Bisnis.com, JAKARTA — Pasar aluminium masih tertekan oleh sanksi yang diberikan Amerika Serikat kepada perusahaan produsen aluminium terbesar di dunia United Co. Rusal.
Rusal merupakan salah satu produsen utama logam setengah jadi, tetapi sejumlah manufaktur menarik diri dari ketergantungan terhadap perusahaan asal Rusia itu. Namun, upaya manufaktur beralih dari Rusal tidak terlaksana dengan mudah.
Analis Pasar Aluminium di CRU Group Henry Van mengatakan, harga komoditas logam dasar di London Metal Exchange sebagian besar sudah kembali normal, tetapi aluminium setengah jadi, dari jenis billet, lempengan, hingga kawat, masih tinggi.

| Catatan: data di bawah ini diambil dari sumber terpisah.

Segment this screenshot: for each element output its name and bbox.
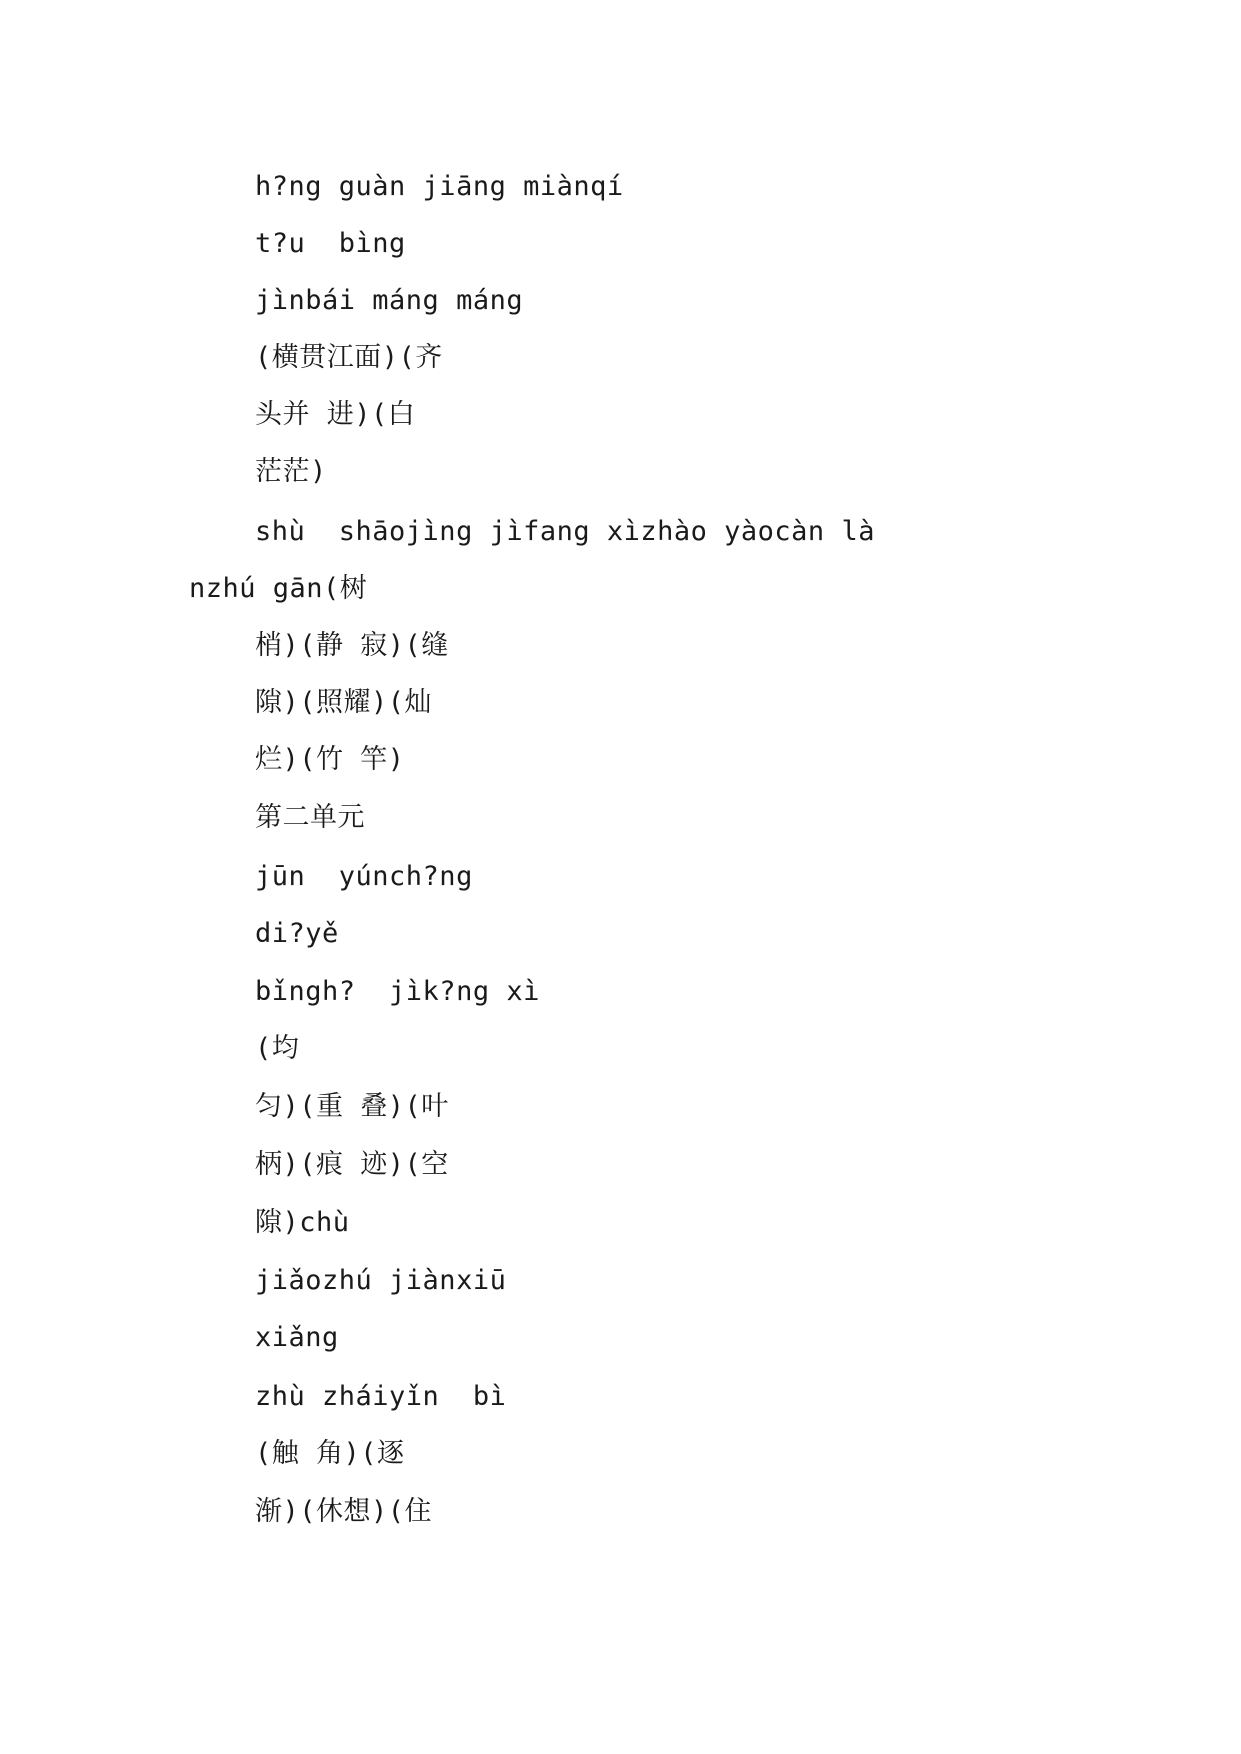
text-line: 茫茫): [255, 456, 327, 487]
text-line: shù shāojìng jìfang xìzhào yàocàn là: [255, 516, 875, 547]
text-line: 渐)(休想)(住: [255, 1496, 433, 1527]
section-heading: 第二单元: [255, 802, 365, 833]
text-line: 烂)(竹 竿): [255, 744, 405, 775]
text-line: 隙)(照耀)(灿: [255, 687, 433, 718]
text-line: bǐngh? jìk?ng xì: [255, 976, 540, 1007]
text-line: jìnbái máng máng: [255, 285, 524, 316]
text-line: 柄)(痕 迹)(空: [255, 1149, 449, 1180]
text-line: jūn yúnch?ng: [255, 861, 473, 892]
text-line: zhù zháiyǐn bì: [255, 1381, 507, 1412]
text-line: (横贯江面)(齐: [255, 342, 443, 373]
text-line: 梢)(静 寂)(缝: [255, 630, 449, 661]
text-line: (均: [255, 1033, 300, 1064]
text-line: 匀)(重 叠)(叶: [255, 1091, 449, 1122]
text-line: h?ng guàn jiāng miànqí: [255, 171, 624, 202]
text-line: jiǎozhú jiànxiū: [255, 1265, 507, 1296]
text-line: xiǎng: [255, 1322, 339, 1353]
text-line: t?u bìng: [255, 228, 406, 259]
text-line: nzhú gān(树: [189, 573, 368, 604]
text-line: di?yě: [255, 918, 339, 949]
text-line: 头并 进)(白: [255, 399, 416, 430]
text-line: (触 角)(逐: [255, 1438, 405, 1469]
text-line: 隙)chù: [255, 1207, 350, 1238]
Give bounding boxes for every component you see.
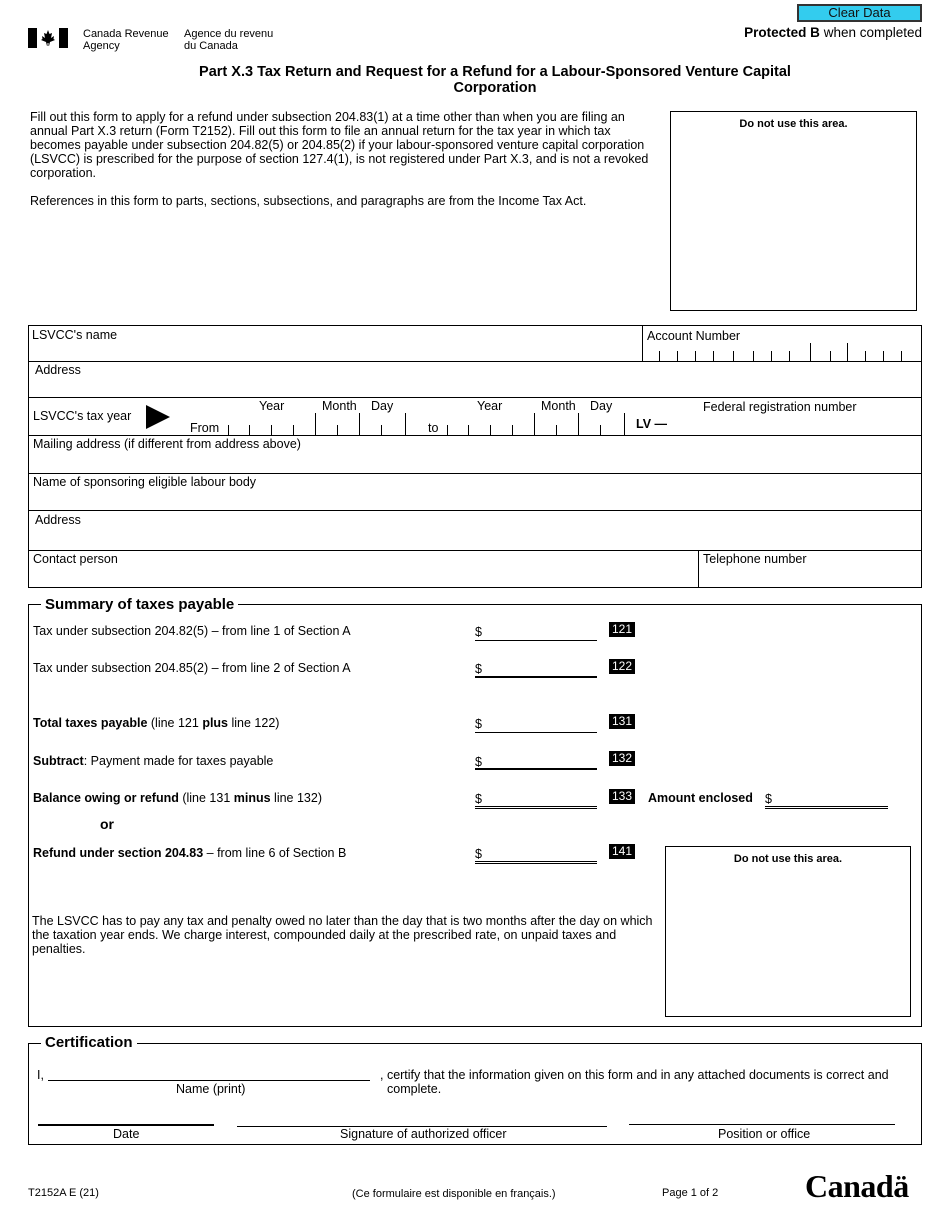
- contact-person-label: Contact person: [33, 552, 118, 566]
- mailing-address-label: Mailing address (if different from address above): [33, 437, 301, 451]
- mailing-address-input[interactable]: [33, 453, 913, 469]
- currency-symbol: $: [475, 755, 482, 769]
- amount-enclosed-input[interactable]: [777, 792, 885, 807]
- certify-i-label: I,: [37, 1068, 44, 1082]
- agency-name-fr: Agence du revenu du Canada: [184, 28, 274, 52]
- tax-year-label: LSVCC's tax year: [33, 409, 132, 423]
- do-not-use-area-bottom: Do not use this area.: [665, 846, 911, 1017]
- to-month-label: Month: [541, 399, 576, 413]
- arrow-right-icon: [146, 405, 170, 429]
- position-input[interactable]: [632, 1108, 892, 1123]
- to-label: to: [428, 421, 439, 435]
- summary-title: Summary of taxes payable: [41, 596, 238, 613]
- line-131-label: Total taxes payable (line 121 plus line 122): [33, 716, 280, 730]
- name-print-input[interactable]: [52, 1064, 366, 1079]
- signature-label: Signature of authorized officer: [340, 1127, 507, 1141]
- line-133-input[interactable]: [487, 792, 595, 807]
- line-132-label: Subtract: Payment made for taxes payable: [33, 754, 274, 768]
- do-not-use-area-top: Do not use this area.: [670, 111, 917, 311]
- line-code-122: 122: [609, 659, 635, 674]
- contact-person-input[interactable]: [33, 568, 693, 584]
- position-label: Position or office: [718, 1127, 811, 1141]
- address-input[interactable]: [35, 378, 915, 394]
- canada-wordmark-logo: Canadä: [805, 1168, 909, 1204]
- from-year-label: Year: [259, 399, 285, 413]
- sponsor-label: Name of sponsoring eligible labour body: [33, 475, 257, 489]
- payment-note: The LSVCC has to pay any tax and penalty owed no later than the day that is two months after the day on which the taxation year ends. We charge interest, compounded daily at the prescribed rate, on unpaid taxes and penalties.: [32, 914, 653, 956]
- form-id: T2152A E (21): [28, 1187, 99, 1199]
- name-print-label: Name (print): [176, 1082, 246, 1096]
- line-122-input[interactable]: [487, 662, 595, 677]
- account-number-input[interactable]: [647, 343, 917, 361]
- intro-text: Fill out this form to apply for a refund under subsection 204.83(1) at a time other than when you are filing an annual Part X.3 return (Form T2152). Fill out this form to file an annual return for the tax year in which tax becomes payable under subsection 204.82(5) or 204.85(2) if your labour-sponsored venture capital corporation (LSVCC) is prescribed for the purpose of section 127.4(1), is not registered under Part X.3, and is not a revoked corporation. References in this form to parts, sections, subsections, and paragraphs are from the Income Tax Act.: [30, 110, 649, 208]
- line-141-input[interactable]: [487, 847, 595, 862]
- to-year-label: Year: [477, 399, 503, 413]
- canada-flag-icon: [28, 28, 68, 48]
- line-131-input[interactable]: [487, 717, 595, 732]
- sponsor-address-input[interactable]: [35, 530, 915, 546]
- clear-data-button[interactable]: Clear Data: [797, 4, 922, 22]
- to-date-input[interactable]: [444, 413, 630, 435]
- line-code-121: 121: [609, 622, 635, 637]
- currency-symbol: $: [475, 847, 482, 861]
- french-availability-note: (Ce formulaire est disponible en français.): [352, 1188, 556, 1200]
- line-132-input[interactable]: [487, 755, 595, 770]
- from-day-label: Day: [371, 399, 394, 413]
- federal-registration-input[interactable]: [672, 416, 912, 432]
- lsvcc-name-label: LSVCC's name: [32, 328, 118, 342]
- currency-symbol: $: [475, 662, 482, 676]
- protected-b-notice: Protected B when completed: [744, 25, 922, 40]
- to-day-label: Day: [590, 399, 613, 413]
- form-title: Part X.3 Tax Return and Request for a Refund for a Labour-Sponsored Venture Capital Corporation: [199, 64, 791, 96]
- signature-input[interactable]: [240, 1110, 604, 1125]
- line-133-label: Balance owing or refund (line 131 minus line 132): [33, 791, 323, 805]
- currency-symbol: $: [475, 625, 482, 639]
- sponsor-address-label: Address: [35, 513, 81, 527]
- or-label: or: [100, 816, 114, 832]
- certify-statement: , certify that the information given on this form and in any attached documents is correct and complete.: [380, 1068, 889, 1096]
- line-code-131: 131: [609, 714, 635, 729]
- line-code-141: 141: [609, 844, 635, 859]
- date-input[interactable]: [40, 1108, 212, 1123]
- lsvcc-name-input[interactable]: [32, 343, 632, 359]
- certification-title: Certification: [41, 1034, 137, 1051]
- currency-symbol: $: [475, 792, 482, 806]
- agency-name-en: Canada Revenue Agency: [83, 28, 169, 52]
- line-141-label: Refund under section 204.83 – from line 6 of Section B: [33, 846, 347, 860]
- line-121-label: Tax under subsection 204.82(5) – from line 1 of Section A: [33, 624, 351, 638]
- line-122-label: Tax under subsection 204.85(2) – from line 2 of Section A: [33, 661, 351, 675]
- from-date-input[interactable]: [225, 413, 409, 435]
- currency-symbol: $: [475, 717, 482, 731]
- lv-prefix: LV —: [636, 417, 668, 431]
- federal-registration-label: Federal registration number: [703, 400, 857, 414]
- page-number: Page 1 of 2: [662, 1187, 719, 1199]
- amount-enclosed-label: Amount enclosed: [648, 791, 753, 805]
- telephone-label: Telephone number: [703, 552, 807, 566]
- account-number-label: Account Number: [647, 329, 741, 343]
- line-code-133: 133: [609, 789, 635, 804]
- date-label: Date: [113, 1127, 140, 1141]
- telephone-input[interactable]: [703, 568, 917, 584]
- currency-symbol: $: [765, 792, 772, 806]
- address-label: Address: [35, 363, 81, 377]
- line-121-input[interactable]: [487, 625, 595, 640]
- sponsor-input[interactable]: [33, 491, 913, 507]
- line-code-132: 132: [609, 751, 635, 766]
- from-month-label: Month: [322, 399, 357, 413]
- from-label: From: [190, 421, 220, 435]
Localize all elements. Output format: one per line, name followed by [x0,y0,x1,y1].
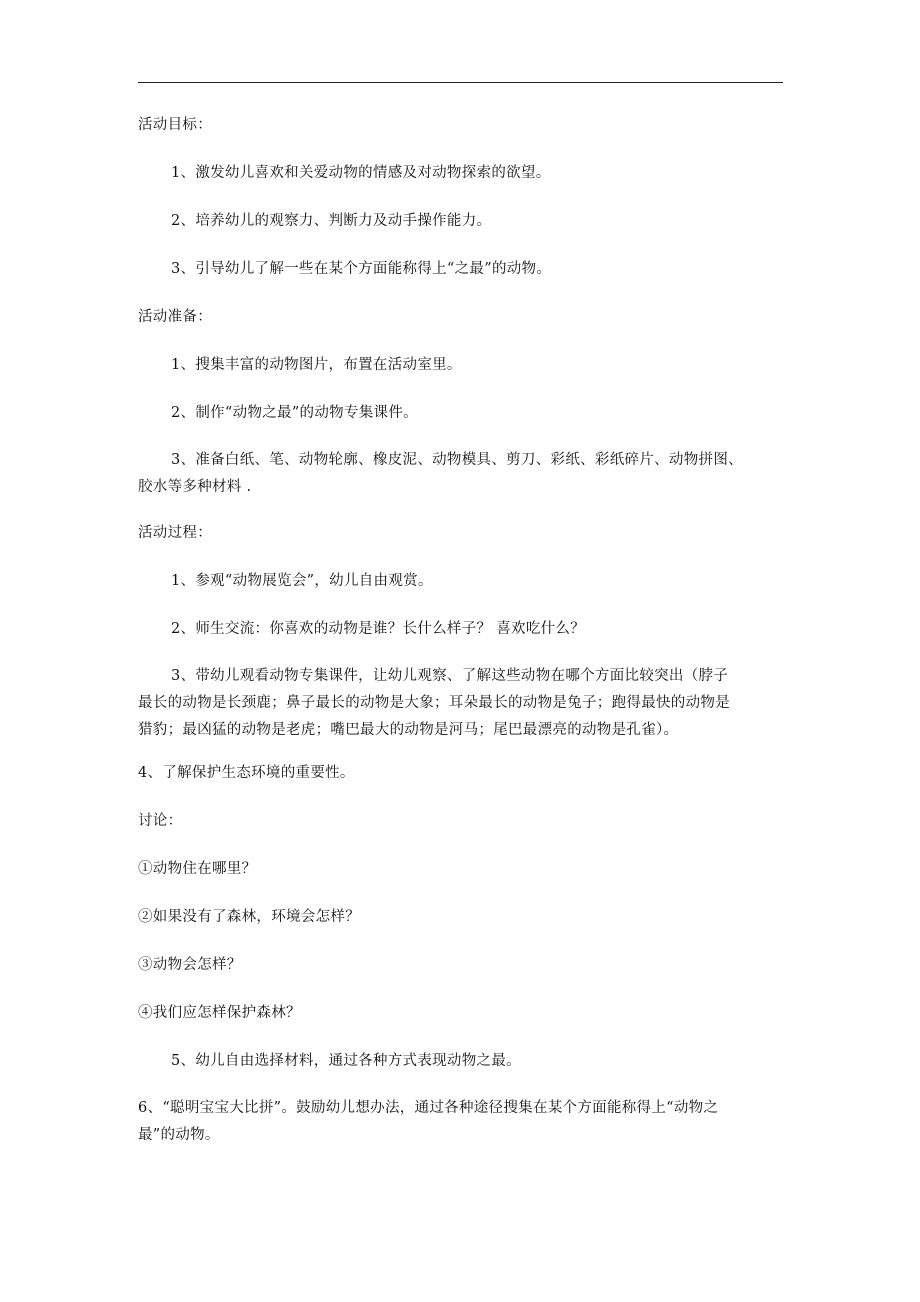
process-step-6-line-1: 6、“聪明宝宝大比拼”。鼓励幼儿想办法，通过各种途径搜集在某个方面能称得上“动物之 [138,1100,719,1116]
discussion-item-2: ②如果没有了森林，环境会怎样？ [138,909,360,925]
preparation-item-2: 2、制作“动物之最”的动物专集课件。 [171,405,418,421]
preparation-item-3 [138,447,790,501]
goal-item-3: 3、引导幼儿了解一些在某个方面能称得上“之最”的动物。 [171,261,552,277]
process-step-5: 5、幼儿自由选择材料，通过各种方式表现动物之最。 [171,1053,521,1069]
discussion-item-4: ④我们应怎样保护森林？ [138,1005,301,1021]
goals-heading: 活动目标： [138,117,212,133]
process-step-2: 2、师生交流：你喜欢的动物是谁？长什么样子？ 喜欢吃什么？ [171,621,586,637]
header-rule [138,82,783,83]
goal-item-2: 2、培养幼儿的观察力、判断力及动手操作能力。 [171,213,492,229]
discussion-item-1: ①动物住在哪里？ [138,861,257,877]
preparation-item-3-line-2: 胶水等多种材料 . [138,479,252,495]
process-step-1: 1、参观“动物展览会”，幼儿自由观赏。 [171,573,433,589]
preparation-heading: 活动准备： [138,309,212,325]
process-step-3-line-1: 3、带幼儿观看动物专集课件，让幼儿观察、了解这些动物在哪个方面比较突出（脖子 [171,668,729,684]
process-heading: 活动过程： [138,525,212,541]
process-step-6 [138,1095,790,1149]
process-step-4: 4、了解保护生态环境的重要性。 [138,765,355,781]
process-step-3-line-2: 最长的动物是长颈鹿；鼻子最长的动物是大象；耳朵最长的动物是兔子；跑得最快的动物是 [138,695,730,711]
process-step-6-line-2: 最”的动物。 [138,1127,220,1143]
preparation-item-3-line-1: 3、准备白纸、笔、动物轮廓、橡皮泥、动物模具、剪刀、彩纸、彩纸碎片、动物拼图、 [171,452,743,468]
process-step-3-line-3: 猎豹；最凶猛的动物是老虎；嘴巴最大的动物是河马；尾巴最漂亮的动物是孔雀）。 [138,722,679,738]
discussion-item-3: ③动物会怎样？ [138,957,242,973]
discussion-heading: 讨论： [138,813,183,829]
preparation-item-1: 1、搜集丰富的动物图片，布置在活动室里。 [171,357,462,373]
process-step-3 [138,663,790,744]
goal-item-1: 1、激发幼儿喜欢和关爱动物的情感及对动物探索的欲望。 [171,165,551,181]
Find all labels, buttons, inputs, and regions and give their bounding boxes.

“Para pembeli logam itu sudah lebih siap apabila pemberlakuan sanksi kembali terjadi,” katanya, dikutip dari Bloomberg, Kamis (26/7/2018).
Sementara itu, Rusal memproduksi barang setengah jadi, produk aluminium yang paling sulit dan minim produsen karena memakan biaya produksi lebih tinggi dibandingkan dengan aluminium ingot (olahan).
Produk tersebut biasanya dijual dalam kontrak jangka panjang sehingga membuat perpindahan pemesanan oleh manufaktur semakin sulit dilakukan.
Baca Juga
Sebelum terkena sanksi, Rusal mendapat pesanan dalam jumlah besar dari Korea Selatan untuk dimanfaatkan pada produksi onderdil mobil, tetapi para pelanggan dari Negeri Ginseng kemudian melepaskan pembelian karena ketidakpastian pasokan.
Aluminium premium, yang mewakili seluruh harga logam, mengalami lonjakan harga setelah AS menjatuhkan sanksi ke Rusal pda 6 April lalu. AS kemudian melunakkan posisinya, membuat harga logam aluminium ingot kembali merosot.
Namun, kemerosotan harga tersebut tidak dialami oleh produk aluminium setengah jadi. Harga produk logam tersebut tetap mahal meski AS sudah melepaskan sanksinya terhadap Rusal.
Rusal menghentikan produksi logam bernilai tambah saat terkena sanksi dari AS pada April lalu. Rusal kemungkinan mengurangi produksi apabila sanksi dari AS tidak jadi dicabut pada Oktober mendatang yang membuat harga menjadi mahal dibandingkan dengan aluminium biasa.